Let $E = \mathbb Q(\sqrt[8]{2}, i)$ and $\zeta$ be a primitive root of unity. We have $[E:\mathbb Q] = 16$. The possible elements of $G := Gal\left(E/\mathbb Q\right)$ are:
$$\begin{cases} \sqrt[8]{2} \mapsto \zeta^k \sqrt[8]{2} \\ i \mapsto \pm i \end{cases}: 0\le k\le 7$$
And these are precisely the elements of $G$ because $[E:\mathbb Q]=16$.
Now let:
$$\sigma: \begin{cases} \sqrt[8]{2} \mapsto \zeta \sqrt[8]{2} \\ i \mapsto i \end{cases}, \tau: \begin{cases} \sqrt[8]{2} \mapsto \sqrt[8]{2} \\ i \mapsto -i \end{cases}$$
Then it can be seen that $G = \langle \sigma, \tau \rangle$ by computing $\sigma^k$ and $\tau \sigma^k$, $1\le k \le 7$.

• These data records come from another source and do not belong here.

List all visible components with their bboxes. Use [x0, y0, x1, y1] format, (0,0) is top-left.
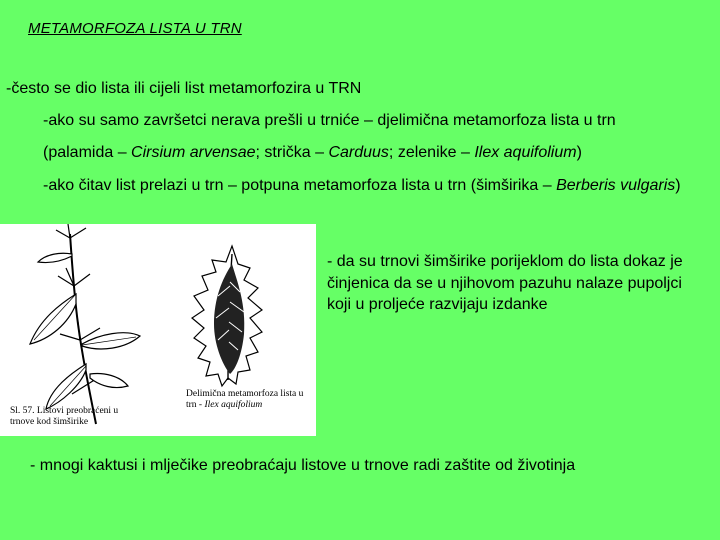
- illustration-figure: [0, 224, 316, 436]
- spines-evidence-text: - da su trnovi šimširike porijeklom do lista dokaz je činjenica da se u njihovom pazuhu nalaze pupoljci koji u proljeće razvijaju izdanke: [327, 253, 683, 313]
- figure-caption-left: Sl. 57. Listovi preobraćeni u trnove kod šimširike: [10, 406, 119, 427]
- partial-metamorphosis-text: -ako su samo završetci nerava prešli u trniće – djelimična metamorfoza lista u trn: [43, 112, 616, 129]
- page-title: METAMORFOZA LISTA U TRN: [28, 20, 242, 37]
- full-metamorphosis-text: -ako čitav list prelazi u trn – potpuna metamorfoza lista u trn (šimširika – Berberis vulgaris): [43, 177, 681, 194]
- cacti-text: - mnogi kaktusi i mlječike preobraćaju listove u trnove radi zaštite od životinja: [30, 457, 576, 474]
- intro-line: -često se dio lista ili cijeli list metamorfozira u TRN: [6, 80, 362, 97]
- figure-caption-right: Delimična metamorfoza lista u trn - Ilex aquifolium: [186, 389, 304, 410]
- examples-text: (palamida – Cirsium arvensae; strička – Carduus; zelenike – Ilex aquifolium): [43, 144, 582, 161]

Now $\sigma^8 = \tau^2 = 1$ and $\sigma \tau = \tau \sigma^3$.
My question is: isn't this sufficient to say the following?
$$G = \langle \sigma, \tau \mid \sigma^8 = \tau^2 = 1, \sigma \tau = \tau \sigma^3 \rangle$$
What else needs to be checked?
I figured this out (hopefully).
Let $FG^{(2)}$ be the free group on $x,y$ and $K$ be the normal subgroup generated by $x^8,y^2,xyx^{-3}y^{-1}$, and let $G$ be as in the question. Consider the epimorphism $\phi: FG^{(2)} \to G$, $\phi(x) = \sigma$, $\phi(y) = \tau$. We have $K \subset \ker \phi$ so we have the induced epimorphism $ \psi: FG^{(2)}/K \to G$, $\psi(a + K) = \phi(a)$, and $\left| FG^{(2)}/K \right| \ge |G| = 16$.
Now in $FG^{(2)}/K$, $y =y^{-1}$ and we have:
$$x^{-1} y = (yx)^{-1} = (xyx^{-2})^{-1} = x^2 y^{-1} x^{-1} = x^2 yx^{-1} =x(yx^3)x^{-1} = xyx^2 = yx^5 $$
which shows that any element of $FG^{(2)}/K$ has the form $x^n$ or $yx^n$ for some $0\le n\le 7$. Since there are at most $16$ of those, we get $\left|FG^{(2)}/K\right| \le 16$ and therefore $G \cong FG^{(2)}/K$, so it indeed has the desired presentation.